PyOhio Call for Proposals

Background

PyOhio 2013, the annual Python programming conference for Ohio and the surrounding region, will take place Saturday, July 27th, and Sunday, July 28th, 2013 at the Ohio State University in Columbus, Ohio.

You can read more about the conference at http://pyohio.org. If you have questions about proposals, please email cfp@pyohio.org. You can also contact the PyOhio organizers at pyohio-organizers@python.org.

PyOhio invites all interested people to submit proposals for scheduled talks, tutorials, and panels. All topics of interest to Python programmers will be considered. Standard presentation slots will be 40 minutes plus a 10 minute question-and-answer period.

Send in your proposals before June 1st, 2013!

In particular, we welcome submissions from people that have never done a talk before! And if you want help preparing a talk, let us know! Volunteers are eager to help new people do talks.

You can submit more than one proposal.

Example topic ideas

Do you want to work on a talk, but don't have any ideas? The topics below are up for grabs. Several people could easily work together on each one. Please take these ideas and stretch it out or focus on just one part of it or do whatever else you want.

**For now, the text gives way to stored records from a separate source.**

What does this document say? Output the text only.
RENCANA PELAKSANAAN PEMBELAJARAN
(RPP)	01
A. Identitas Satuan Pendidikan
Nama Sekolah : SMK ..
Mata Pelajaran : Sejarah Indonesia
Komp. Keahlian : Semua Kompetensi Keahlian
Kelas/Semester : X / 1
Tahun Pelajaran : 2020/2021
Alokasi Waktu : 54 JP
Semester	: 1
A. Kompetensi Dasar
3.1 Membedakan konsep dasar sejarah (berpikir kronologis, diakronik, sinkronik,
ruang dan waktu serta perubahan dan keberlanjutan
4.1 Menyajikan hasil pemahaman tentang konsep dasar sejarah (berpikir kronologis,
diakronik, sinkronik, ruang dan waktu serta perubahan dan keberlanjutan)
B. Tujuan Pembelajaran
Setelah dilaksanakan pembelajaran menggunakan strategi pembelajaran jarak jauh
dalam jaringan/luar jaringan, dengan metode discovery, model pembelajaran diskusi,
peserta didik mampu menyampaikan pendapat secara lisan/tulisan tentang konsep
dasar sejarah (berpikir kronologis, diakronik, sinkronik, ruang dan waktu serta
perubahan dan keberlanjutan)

Parallelism shootout: threads vs multiple processes vs libevent

Here's a pretty common puzzle: you need to download data from lots and lots of URLs stored in a text file and then save that data to a database.

Sure, you could write a loop and get each URL in sequence, but imagine that there are so many URLs that the sun may burn out before that loop finish. Or you're just too impatient.

For the sake of making this instructive, pretend you can only use one box.

So, what do you do? Here are some typical solutions:

  1. Use a single process that creates lots of threads.
  2. Use many processes.
  3. Use a single process and a library like gevent or eventlet to yield between coroutines when the OS blocks on IO.

The talk will walk through the mechanics of each approach, and then show benchmarks of the three different approaches.

This talk would be a great opportunity to study the heck out of these systems and then construct some meaningful benchmarks.

Walk through porting a library from python 2 to python 3

A lot of us are staying on python2 even though python3 is better in a million ways. Usually this is because we depend on packages that don't work in python3 yet.

Check out the Wall of Superpowers for a list.

Show us how to fix these packages! Walk through generally what is involved in porting a package. Show us how to install many different versions of python and how to write and run tests to verify a package on all those.

Describe what work was done to port a particular package (or maybe several packages) that have been ported over.

This could lead to some really good sprints!

Instructions for how to send a proposal

  1. Sign up for an account on the PyOhio website.
  2. Fill out a speaker profile. After that, you'll be able to submit a proposal.
  3. Pick talk or tutorial, and then describe your talk. You can edit stuff later, so don't overthink it.
  4. Regularly check your email for questions from the reviewers.